Saturday, August 23, 2008

Whoo hoo! Kalamazoo!

Here I sit at the Kalamazoo Water Street Coffee Joint biding my time until the train leaves for Chicago while easing back into the wonder-filled world of wireless after escaping to rural America for a few days. Thanks for the comment by anonymous! Maybe it’s August, that month of moving and leaving, visiting and reconnecting, though hot as hell all the way around, that forces one to be vehemently self-critical to elicit any kind of blog response. Anon is has a good point, and to some folk I’ve used the following analogy to illustrate what “homemade” means in the context of record covers. I hope Anon doesn’t mind that I get philosophical as I think about what homemade means and take this analogy a little too far.

Pies, to an extent, are like record covers. And I’m not talking about pizza pies, though pizzas can be made in a factory by machines or entirely homemade. However, pies make a more apt metaphor for record covers because they are known for their artistry as well as content (deliciousness).

Pies can be commercially produced and they can be made from scratch. The interesting part is that just like record covers, there are a million steps between scratch and commercially produced in both instances. Homemade, in the world of pie-making, could mean anything from milking the cows for cream to turn into butter for the crust, milling the flour and picking the berries, etc. to buying ready-made Pillsbury crusts to house the canned cherries. In the same sense, homemade record covers can be made from bug juice drawn on paper made from your neighbor’s tree that you pulverized into pulp, or, from sharpie written on computer paper. The assemblage of commercially-produced materials is just as homemade as the stuff made “from scratch.” Hold on to your butts because I’m about to take this way too far and talk about punk pies.

I think a parallel can be made between the record cover and the pie in terms of the punk philosophy/aesthetic dichotomy as well. The most philosophically punk/DIY pie would be the one that is made from scratch: all ingredients were harvested, collected and processed by the baker, down to the lemons used to tart up those super sweet blueberries. Perhaps the most aesthetically punk pie would be the hobo pie: canned pie filling sandwiched by two pieces of buttered bread grilled between two iron plates baked in an open fire.

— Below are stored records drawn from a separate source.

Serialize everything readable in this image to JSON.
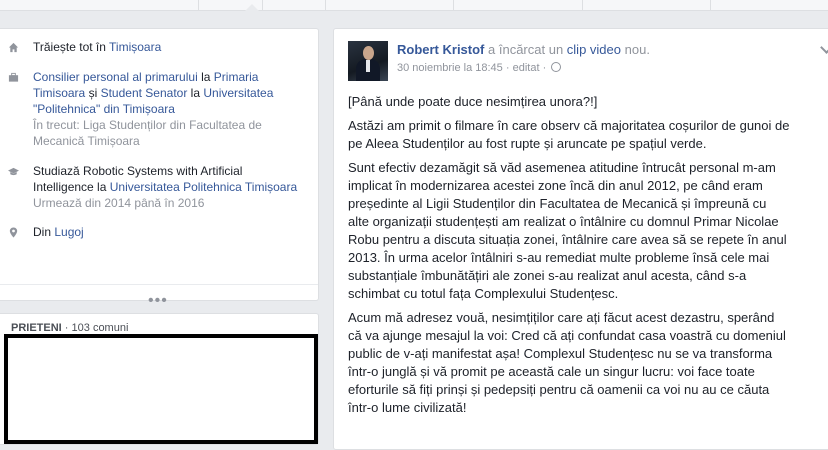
{
  "intro": {
    "lives": {
      "prefix": "Trăiește tot în",
      "place": "Timișoara"
    },
    "work": {
      "line1_link1": "Consilier personal al primarului",
      "line1_mid": "la",
      "line1_link2": "Primaria",
      "line2_link1": "Timisoara",
      "line2_mid1": "și",
      "line2_link2": "Student Senator",
      "line2_mid2": "la",
      "line2_link3": "Universitatea",
      "line3_link": "\"Politehnica\"",
      "line3_rest": "din Timișoara",
      "past_prefix": "În trecut:",
      "past_line1": "Liga Studenților din Facultatea de",
      "past_line2": "Mecanică Timișoara"
    },
    "study": {
      "line1": "Studiază Robotic Systems with Artificial",
      "line2_prefix": "Intelligence la",
      "line2_link": "Universitatea Politehnica Timișoara",
      "line3": "Urmează din 2014 până în 2016"
    },
    "from": {
      "prefix": "Din",
      "place": "Lugoj"
    },
    "more": "•••"
  },
  "friends": {
    "title": "PRIETENI",
    "sep": "·",
    "count": "103 comuni"
  },
  "post": {
    "author": "Robert Kristof",
    "action_prefix": "a încărcat un",
    "action_link": "clip video",
    "action_suffix": "nou.",
    "date": "30 noiembrie la 18:45",
    "dot": "·",
    "edited": "editat",
    "paragraphs": [
      [
        "[Până unde poate duce nesimțirea unora?!]"
      ],
      [
        "Astăzi am primit o filmare în care observ că majoritatea coșurilor de gunoi de",
        "pe Aleea Studenților au fost rupte și aruncate pe spațiul verde."
      ],
      [
        "Sunt efectiv dezamăgit să văd asemenea atitudine întrucât personal m-am",
        "implicat în modernizarea acestei zone încă din anul 2012, pe când eram",
        "președinte al Ligii Studenților din Facultatea de Mecanică și împreună cu",
        "alte organizații studențești am realizat o întâlnire cu domnul Primar Nicolae",
        "Robu pentru a discuta situația zonei, întâlnire care avea să se repete în anul",
        "2013. În urma acelor întâlniri s-au remediat multe probleme însă cele mai",
        "substanțiale îmbunătățiri ale zonei s-au realizat anul acesta, când s-a",
        "schimbat cu totul fața Complexului Studențesc."
      ],
      [
        "Acum mă adresez vouă, nesimțiților care ați făcut acest dezastru, sperând",
        "că va ajunge mesajul la voi: Cred că ați confundat casa voastră cu domeniul",
        "public de v-ați manifestat așa! Complexul Studențesc nu se va transforma",
        "într-o junglă și vă promit pe această cale un singur lucru: voi face toate",
        "eforturile să fiți prinși și pedepsiți pentru că oamenii ca voi nu au ce căuta",
        "într-o lume civilizată!"
      ]
    ]
  },
  "colors": {
    "link": "#365899",
    "muted": "#90949c",
    "text": "#1d2129",
    "background": "#e9ebee"
  },
  "icons": {
    "lives": "home-icon",
    "work": "briefcase-icon",
    "study": "graduation-cap-icon",
    "from": "location-pin-icon",
    "privacy": "globe-icon",
    "menu": "chevron-down-icon"
  }
}
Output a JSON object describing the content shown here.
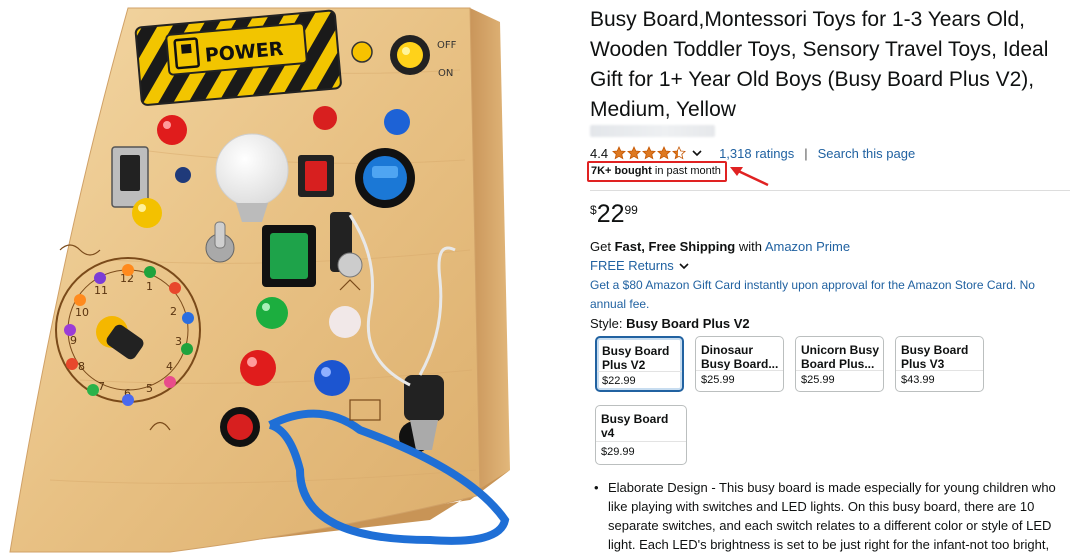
{
  "product": {
    "title": "Busy Board,Montessori Toys for 1-3 Years Old, Wooden Toddler Toys, Sensory Travel Toys, Ideal Gift for 1+ Year Old Boys (Busy Board Plus V2), Medium, Yellow",
    "image_labels": {
      "power": "POWER",
      "off": "OFF",
      "on": "ON"
    }
  },
  "rating": {
    "value": "4.4",
    "stars_fraction": 0.88,
    "count_link": "1,318 ratings",
    "separator": "|",
    "search_link": "Search this page"
  },
  "bought": {
    "bold": "7K+ bought",
    "rest": " in past month"
  },
  "price": {
    "currency": "$",
    "whole": "22",
    "fraction": "99"
  },
  "shipping": {
    "prefix": "Get ",
    "bold": "Fast, Free Shipping",
    "middle": " with ",
    "link": "Amazon Prime"
  },
  "returns": {
    "label": "FREE Returns"
  },
  "giftcard": {
    "text": "Get a $80 Amazon Gift Card instantly upon approval for the Amazon Store Card. No annual fee."
  },
  "style": {
    "label": "Style: ",
    "selected": "Busy Board Plus V2",
    "options": [
      {
        "name": "Busy Board Plus V2",
        "price": "$22.99"
      },
      {
        "name": "Dinosaur Busy Board...",
        "price": "$25.99"
      },
      {
        "name": "Unicorn Busy Board Plus...",
        "price": "$25.99"
      },
      {
        "name": "Busy Board Plus V3",
        "price": "$43.99"
      },
      {
        "name": "Busy Board v4",
        "price": "$29.99"
      }
    ]
  },
  "bullets": [
    "Elaborate Design - This busy board is made especially for young children who like playing with switches and LED lights. On this busy board, there are 10 separate switches, and each switch relates to a different color or style of LED light. Each LED's brightness is set to be just right for the infant-not too bright,"
  ],
  "colors": {
    "link": "#2162A1",
    "star": "#DE7921",
    "highlight": "#E02222",
    "wood": "#E9C48A"
  }
}
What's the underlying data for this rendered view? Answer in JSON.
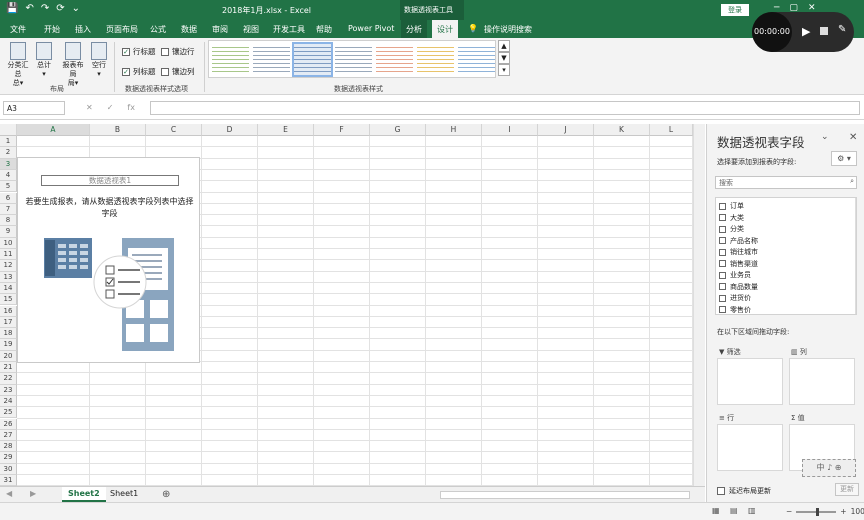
{
  "titlebar": {
    "filename": "2018年1月.xlsx - Excel",
    "context_title": "数据透视表工具",
    "login": "登录",
    "qat": [
      "💾",
      "↶",
      "↷",
      "⟳",
      "⌄"
    ],
    "window_controls": [
      "─",
      "▢",
      "✕"
    ]
  },
  "ribbon_tabs": [
    "文件",
    "开始",
    "插入",
    "页面布局",
    "公式",
    "数据",
    "审阅",
    "视图",
    "开发工具",
    "帮助",
    "Power Pivot",
    "分析",
    "设计"
  ],
  "tell_me": "操作说明搜索",
  "ribbon": {
    "buttons": [
      {
        "label": "分类汇总",
        "sub": "总▾"
      },
      {
        "label": "总计",
        "sub": "▾"
      },
      {
        "label": "报表布局",
        "sub": "局▾"
      },
      {
        "label": "空行",
        "sub": "▾"
      }
    ],
    "group_layout": "布局",
    "checks": [
      {
        "label": "行标题",
        "checked": true
      },
      {
        "label": "镶边行",
        "checked": false
      },
      {
        "label": "列标题",
        "checked": true
      },
      {
        "label": "镶边列",
        "checked": false
      }
    ],
    "group_options": "数据透视表样式选项",
    "group_styles": "数据透视表样式"
  },
  "recorder": {
    "time": "00:00:00"
  },
  "formula_bar": {
    "namebox": "A3",
    "fx": "fx",
    "value": ""
  },
  "sheet": {
    "columns": [
      "A",
      "B",
      "C",
      "D",
      "E",
      "F",
      "G",
      "H",
      "I",
      "J",
      "K",
      "L"
    ],
    "rows": [
      "1",
      "2",
      "3",
      "4",
      "5",
      "6",
      "7",
      "8",
      "9",
      "10",
      "11",
      "12",
      "13",
      "14",
      "15",
      "16",
      "17",
      "18",
      "19",
      "20",
      "21",
      "22",
      "23",
      "24",
      "25",
      "26",
      "27",
      "28",
      "29",
      "30",
      "31"
    ]
  },
  "pivot_placeholder": {
    "name": "数据透视表1",
    "message": "若要生成报表，请从数据透视表字段列表中选择字段"
  },
  "sheet_tabs": [
    "Sheet2",
    "Sheet1"
  ],
  "add_sheet": "⊕",
  "panel": {
    "title": "数据透视表字段",
    "subtitle": "选择要添加到报表的字段:",
    "search_placeholder": "搜索",
    "fields": [
      "订单",
      "大类",
      "分类",
      "产品名称",
      "销往城市",
      "销售渠道",
      "业务员",
      "商品数量",
      "进货价",
      "零售价"
    ],
    "drag_text": "在以下区域间拖动字段:",
    "areas": {
      "filter": "筛选",
      "columns": "列",
      "rows": "行",
      "values": "值"
    },
    "defer": "延迟布局更新",
    "update": "更新"
  },
  "watermark": "中 ♪ ⊕",
  "status": {
    "zoom": "100%"
  },
  "colors": {
    "accent": "#217346",
    "selection": "#217346"
  }
}
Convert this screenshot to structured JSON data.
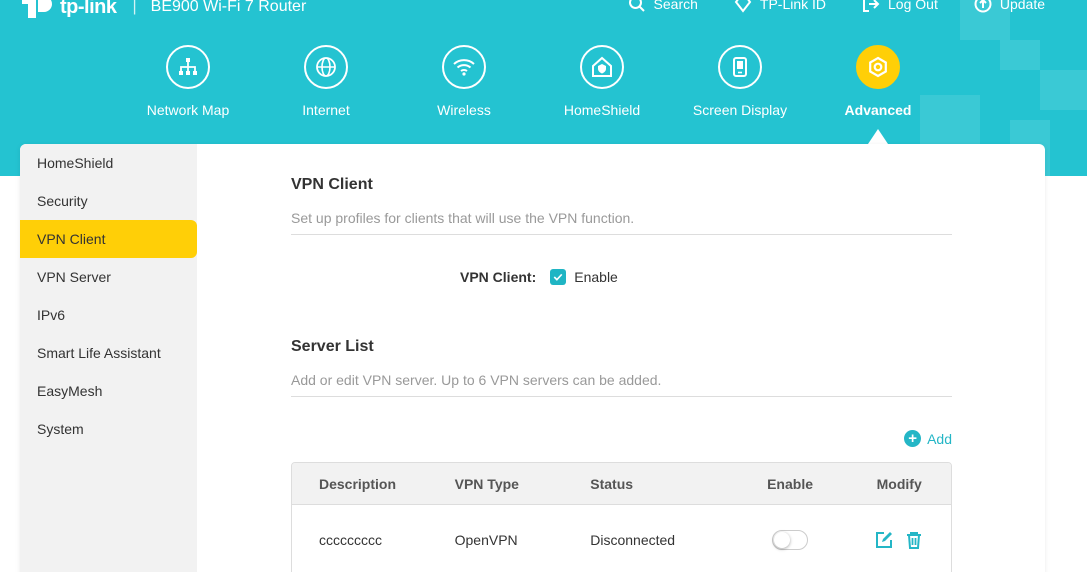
{
  "header": {
    "brand": "tp-link",
    "separator": "|",
    "model": "BE900 Wi-Fi 7 Router",
    "links": [
      {
        "label": "Search",
        "icon": "search-icon"
      },
      {
        "label": "TP-Link ID",
        "icon": "tplink-id-icon"
      },
      {
        "label": "Log Out",
        "icon": "logout-icon"
      },
      {
        "label": "Update",
        "icon": "update-icon"
      }
    ]
  },
  "nav": {
    "items": [
      {
        "label": "Network Map",
        "icon": "network-map-icon"
      },
      {
        "label": "Internet",
        "icon": "globe-icon"
      },
      {
        "label": "Wireless",
        "icon": "wifi-icon"
      },
      {
        "label": "HomeShield",
        "icon": "homeshield-icon"
      },
      {
        "label": "Screen Display",
        "icon": "screen-display-icon"
      },
      {
        "label": "Advanced",
        "icon": "gear-icon",
        "active": true
      }
    ]
  },
  "sidebar": {
    "items": [
      {
        "label": "HomeShield"
      },
      {
        "label": "Security"
      },
      {
        "label": "VPN Client",
        "active": true
      },
      {
        "label": "VPN Server"
      },
      {
        "label": "IPv6"
      },
      {
        "label": "Smart Life Assistant"
      },
      {
        "label": "EasyMesh"
      },
      {
        "label": "System"
      }
    ]
  },
  "vpn_client": {
    "title": "VPN Client",
    "description": "Set up profiles for clients that will use the VPN function.",
    "field_label": "VPN Client",
    "field_colon": ":",
    "enable_label": "Enable",
    "enabled": true
  },
  "server_list": {
    "title": "Server List",
    "description": "Add or edit VPN server. Up to 6 VPN servers can be added.",
    "add_label": "Add",
    "columns": [
      "Description",
      "VPN Type",
      "Status",
      "Enable",
      "Modify"
    ],
    "rows": [
      {
        "description": "ccccccccc",
        "vpn_type": "OpenVPN",
        "status": "Disconnected",
        "enabled": false
      }
    ]
  },
  "colors": {
    "header_bg": "#24c3d1",
    "accent_yellow": "#ffcf07",
    "accent_teal": "#24b6c6",
    "sidebar_bg": "#f2f2f2"
  }
}
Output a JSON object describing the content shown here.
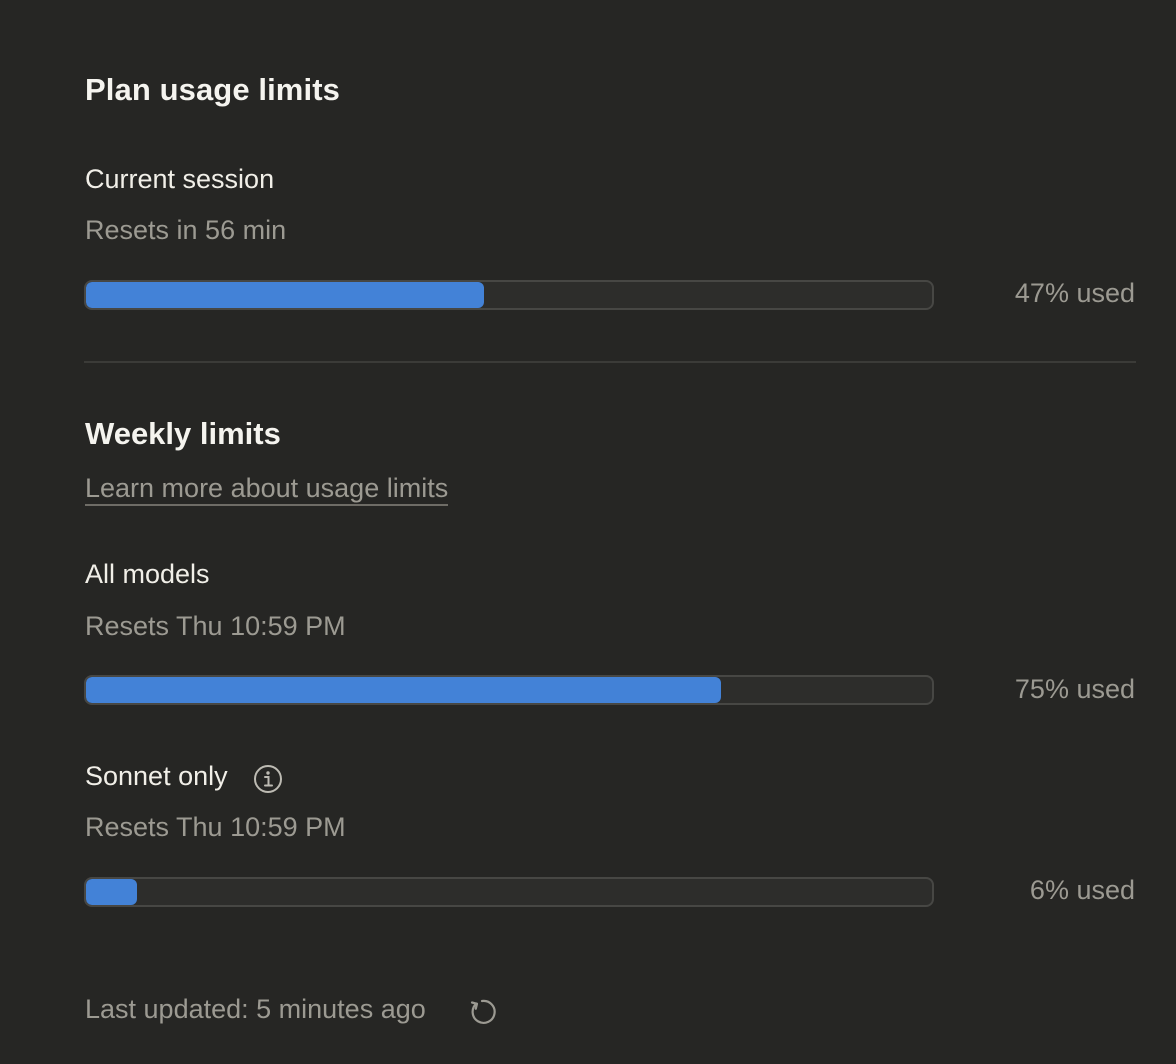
{
  "title": "Plan usage limits",
  "session": {
    "label": "Current session",
    "reset": "Resets in 56 min",
    "usage_fraction": 0.47,
    "percent_label": "47% used"
  },
  "weekly": {
    "title": "Weekly limits",
    "learn_more": "Learn more about usage limits",
    "all_models": {
      "label": "All models",
      "reset": "Resets Thu 10:59 PM",
      "usage_fraction": 0.75,
      "percent_label": "75% used"
    },
    "sonnet": {
      "label": "Sonnet only",
      "info_icon": "info-icon",
      "reset": "Resets Thu 10:59 PM",
      "usage_fraction": 0.06,
      "percent_label": "6% used"
    }
  },
  "footer": {
    "last_updated": "Last updated: 5 minutes ago",
    "refresh_icon": "refresh-icon"
  },
  "colors": {
    "background": "#262624",
    "bar_fill": "#4382d7",
    "bar_track": "#2d2d2b"
  }
}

Anon also makes the distinction between “the way” things were made and “how [the artist] went about making them.” I hope I am correct in interpreting this as meaning that there is a difference between the method of assembling the pie and how the baker prepared the crust and filling. If not, please correct me. Is it about the process, then, as Anon writes, and not about the particular method or medium that makes something homemade? I'm glad that people are picking up on this distinction, however subtle it is. Keep the discourse coming! And vote! one day left!